Matthieu 2, 1-12

Le retour des mages

Saint Grégoire le Grand

Homélie 10 sur l’Evangile, SC 485, tome II, p. 255s

 

Les mages, retournant dans leur pays par un autre chemin, font entendre quelque chose d’important. En faisant ce qui leur est indiqué, ils nous suggèrent assurément ce que nous avons à faire. Notre pays, c’est le paradis, où il nous est défendu, une fois que nous connaissons Jésus, de revenir par le chemin pris à l’aller.

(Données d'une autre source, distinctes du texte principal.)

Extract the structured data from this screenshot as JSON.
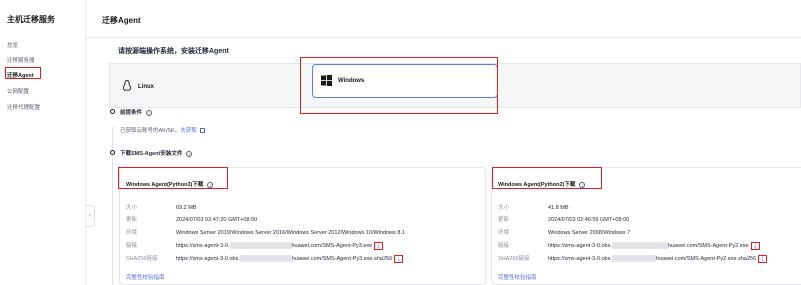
{
  "sidebar": {
    "title": "主机迁移服务",
    "items": [
      {
        "label": "总览"
      },
      {
        "label": "迁移服务器"
      },
      {
        "label": "迁移Agent"
      },
      {
        "label": "公网配置"
      },
      {
        "label": "迁移代理配置"
      }
    ],
    "collapse_glyph": "‹"
  },
  "header": {
    "title": "迁移Agent"
  },
  "main": {
    "section_title": "请按源端操作系统，安装迁移Agent",
    "os_options": [
      {
        "label": "Linux",
        "icon": "linux-icon"
      },
      {
        "label": "Windows",
        "icon": "windows-icon",
        "selected": true
      }
    ],
    "prereq": {
      "title": "前提条件",
      "text": "已获取云账号的AK/SK。",
      "link": "去获取"
    },
    "download": {
      "title": "下载SMS-Agent安装文件"
    },
    "cards": [
      {
        "title": "Windows Agent(Python3)下载",
        "size_label": "大小",
        "size": "69.2 MB",
        "update_label": "更新",
        "update": "2024/07/03 02:47:20 GMT+08:00",
        "env_label": "环境",
        "env": "Windows Server 2019/Windows Server 2016/Windows Server 2012/Windows 10/Windows 8.1",
        "link_label": "链接",
        "link_prefix": "https://sms-agent-3-0.",
        "link_suffix": "huawei.com/SMS-Agent-Py3.exe",
        "sha_label": "SHA256链接",
        "sha_prefix": "https://sms-agent-3-0.obs.",
        "sha_suffix": "huawei.com/SMS-Agent-Py3.exe.sha256",
        "footer": "完整性校验指南"
      },
      {
        "title": "Windows Agent(Python2)下载",
        "size_label": "大小",
        "size": "41.8 MB",
        "update_label": "更新",
        "update": "2024/07/03 02:46:59 GMT+08:00",
        "env_label": "环境",
        "env": "Windows Server 2008/Windows 7",
        "link_label": "链接",
        "link_prefix": "https://sms-agent-3-0.obs.",
        "link_suffix": "huawei.com/SMS-Agent-Py2.exe",
        "sha_label": "SHA256链接",
        "sha_prefix": "https://sms-agent-3-0.obs.",
        "sha_suffix": "huawei.com/SMS-Agent-Py2.exe.sha256",
        "footer": "完整性校验指南"
      }
    ],
    "download_glyph": "⤓",
    "help_glyph": "?"
  },
  "colors": {
    "highlight": "#e02020",
    "link": "#526ecc",
    "selected_border": "#5e7ce0"
  }
}
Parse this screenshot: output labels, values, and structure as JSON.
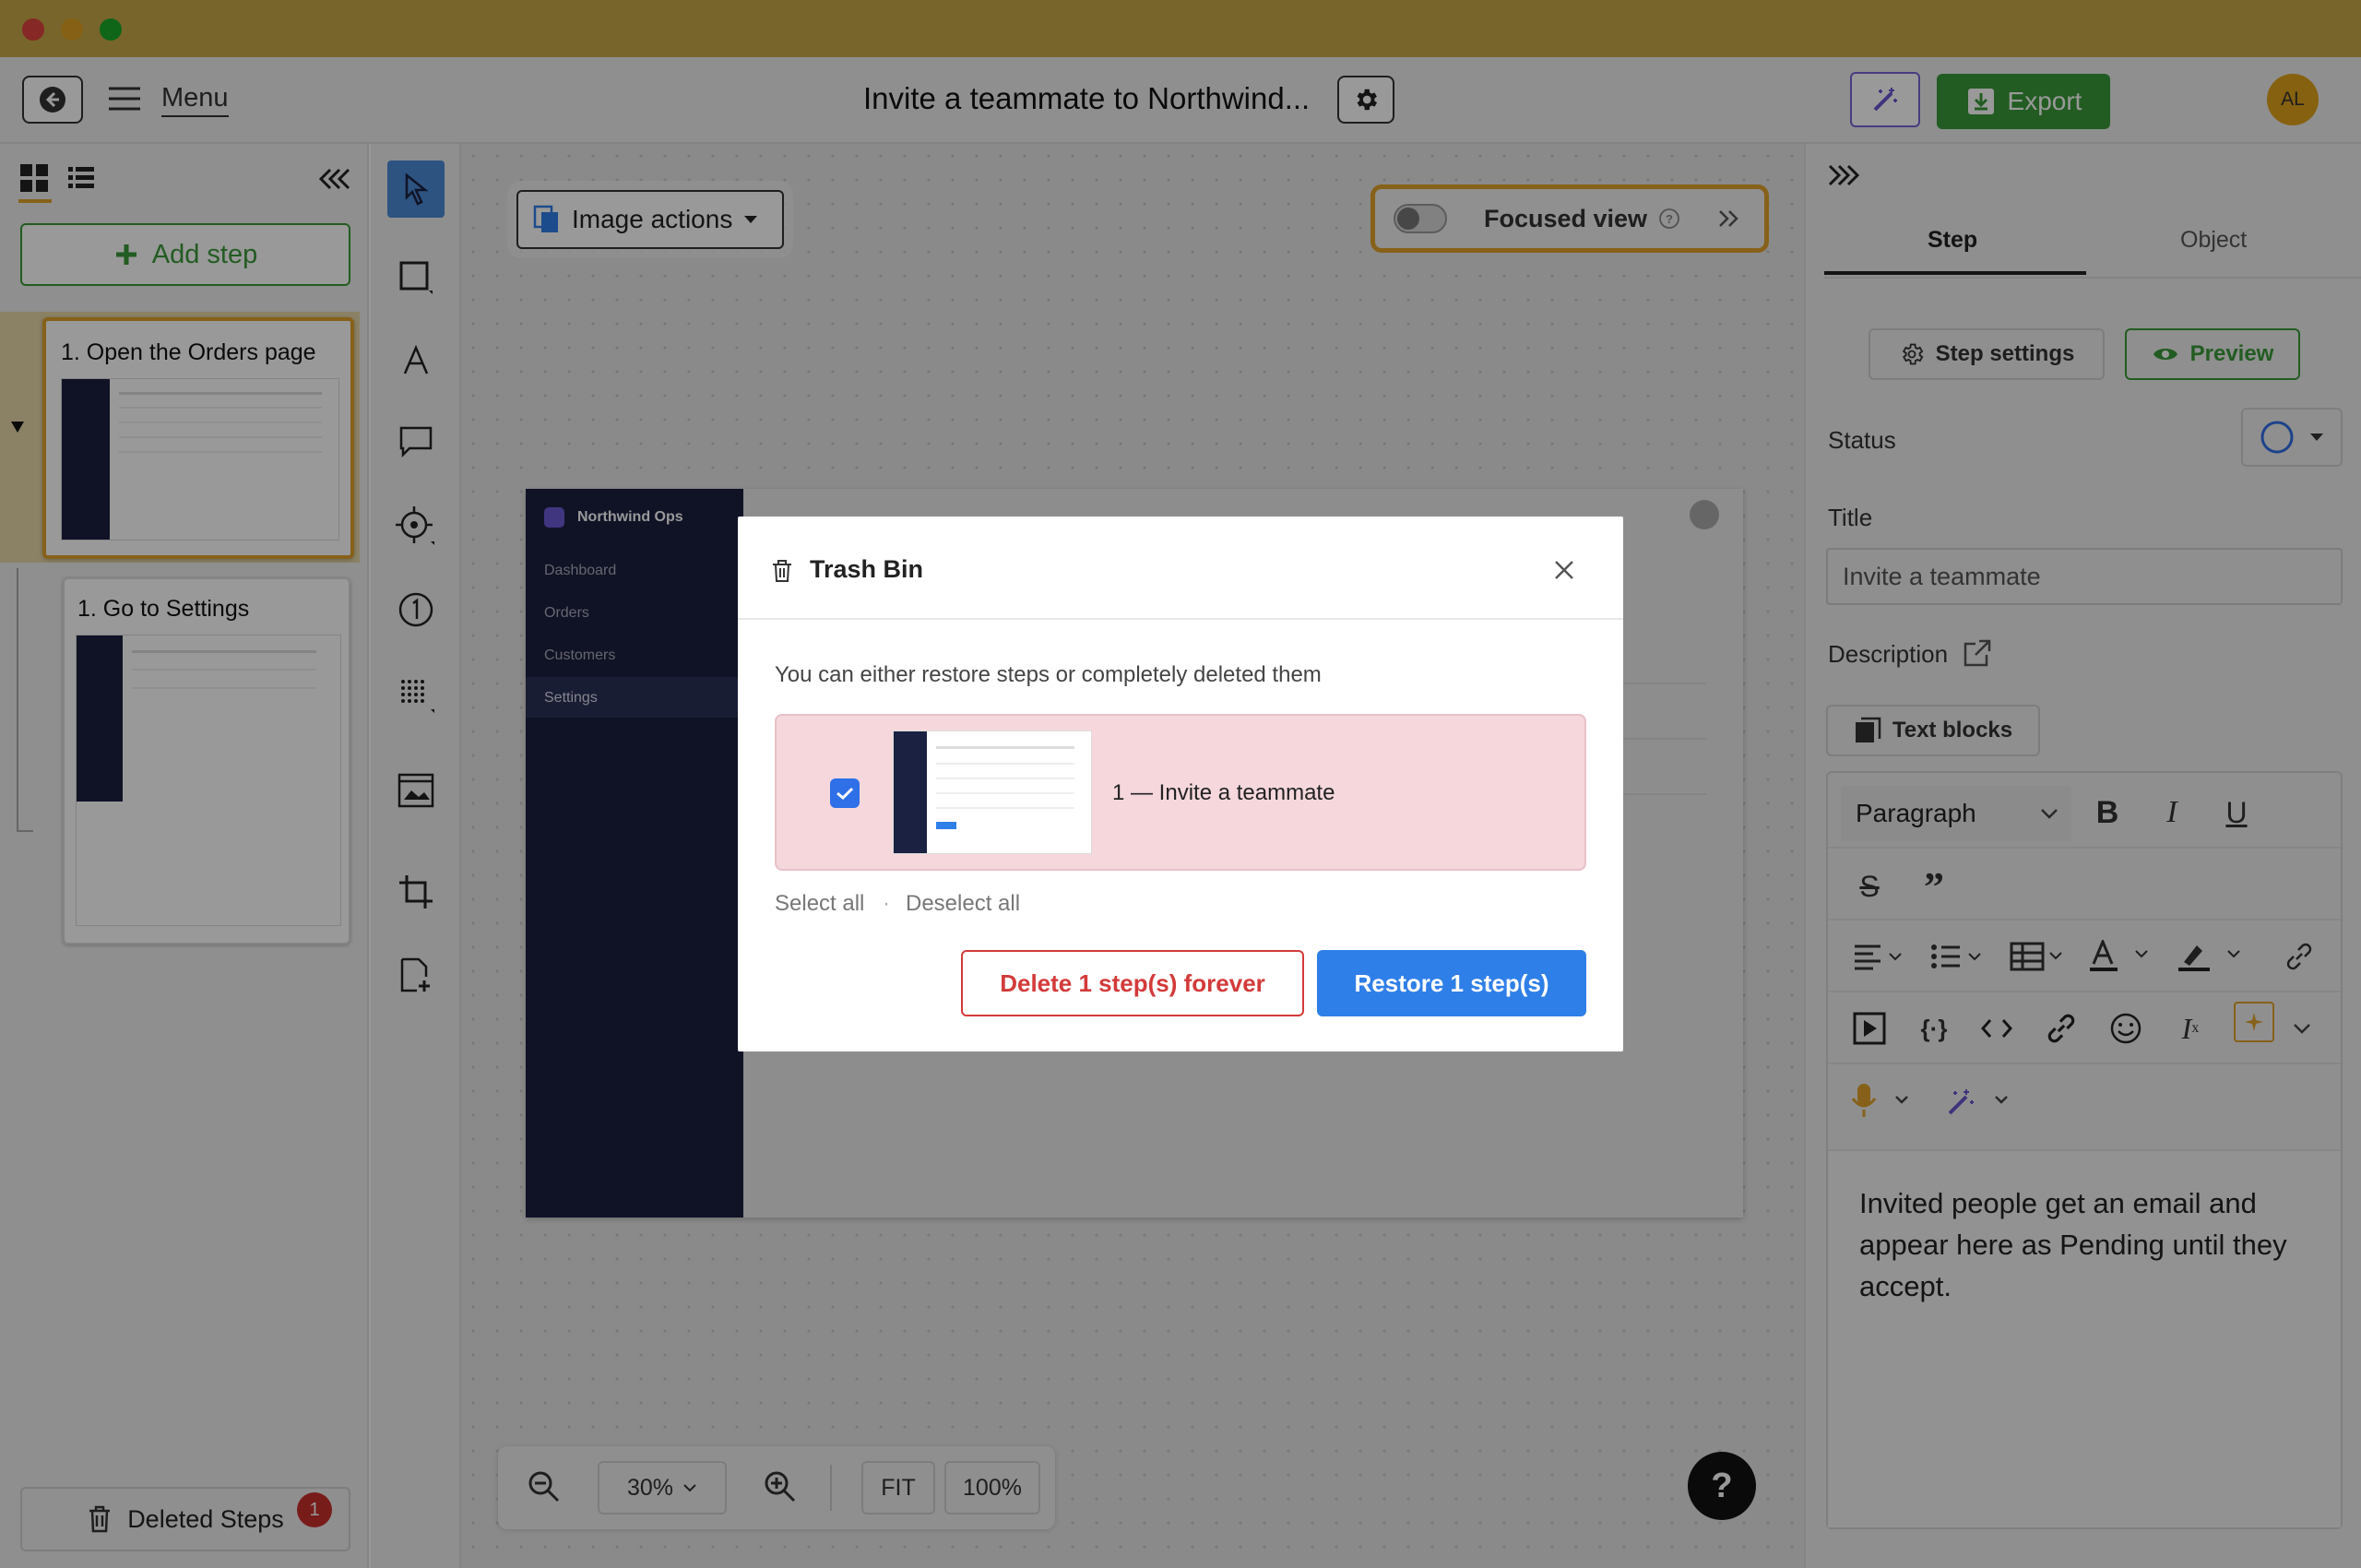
{
  "window": {
    "close_color": "#e0443e",
    "min_color": "#dea123",
    "max_color": "#1aab29"
  },
  "toolbar": {
    "menu_label": "Menu",
    "doc_title": "Invite a teammate to Northwind...",
    "export_label": "Export",
    "avatar_initials": "AL"
  },
  "left_panel": {
    "add_step_label": "Add step",
    "steps": [
      {
        "title": "1. Open the Orders page",
        "selected": true
      },
      {
        "title": "1. Go to Settings",
        "selected": false
      }
    ],
    "deleted_steps_label": "Deleted Steps",
    "deleted_count": "1"
  },
  "canvas": {
    "image_actions_label": "Image actions",
    "focused_view_label": "Focused view",
    "zoom_value": "30%",
    "fit_label": "FIT",
    "hundred_label": "100%",
    "help_label": "?"
  },
  "screenshot": {
    "app_name": "Northwind Ops",
    "nav": [
      "Dashboard",
      "Orders",
      "Customers",
      "Settings"
    ]
  },
  "modal": {
    "title": "Trash Bin",
    "description": "You can either restore steps or completely deleted them",
    "item_label": "1 — Invite a teammate",
    "select_all": "Select all",
    "separator": "·",
    "deselect_all": "Deselect all",
    "delete_label": "Delete 1 step(s) forever",
    "restore_label": "Restore 1 step(s)"
  },
  "right_panel": {
    "tabs": [
      "Step",
      "Object"
    ],
    "step_settings_label": "Step settings",
    "preview_label": "Preview",
    "status_label": "Status",
    "title_label": "Title",
    "title_value": "Invite a teammate",
    "description_label": "Description",
    "text_blocks_label": "Text blocks",
    "paragraph_select": "Paragraph",
    "editor_text": "Invited people get an email and appear here as Pending until they accept."
  },
  "colors": {
    "accent_green": "#3a9a3a",
    "accent_blue": "#2f7fe8",
    "danger_red": "#d33a3a",
    "highlight_orange": "#e2a22a"
  }
}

Nous avons quitté notre pays par l’orgueil, la désobéissance, la recherche des biens visibles, la jouissance de la nourriture défendue. Il nous faut y retourner par les larmes, l’obéissance, le mépris des biens visibles, le frein aux désirs de la chair. Nous revenons donc vers notre pays par un autre chemin, car après avoir quitté la joie du paradis par les plaisirs, nous y sommes rappelés par les gémissements. Il faut donc, frères très chers, que, toujours tremblants, toujours sur nos gardes, nous placions devant les yeux de notre cœur, d’une part nos actions coupables, d’autre part un jugement d’une extrême rigueur. Méditons sur cette rigueur avec laquelle viendra un juge qui menace de son jugement et qui reste invisible. Il inspire des craintes aux pécheurs et cependant patiente, différant de hâter sa venue afin d’en trouver moins à condamner. Expions donc nos fautes par nos pleurs, avec la voix du psalmiste allons au-devant de sa face en confessant. Ne nous laissons pas surprendre pas quelque ruse de la volupté, ni séduire par quelque vaine joie. Tout proche est en effet le juge qui a dit : Malheur à vous qui riez maintenant, car vous connaîtrez le deuil et les larmes. Redoutons donc les ordres de Dieu si nous célébrons sincèrement la solennité de Dieu. C’est un sacrifice agréable à Dieu que la douleur pour le péché, comme l’atteste le psalmiste : Sacrifice pour Dieu qu’un cœur brisé. Nos péchés passés ont été remis à notre baptême ; nous en avons commis beaucoup après notre baptême, et nous ne pouvons être lavés une seconde fois par l’eau du baptême. Puisque nous avons souillé notre vie depuis notre baptême, regagnons notre pays : séduits par des plaisirs, nous l’avions quitté ; par l’amertume de la douleur, revenons-y.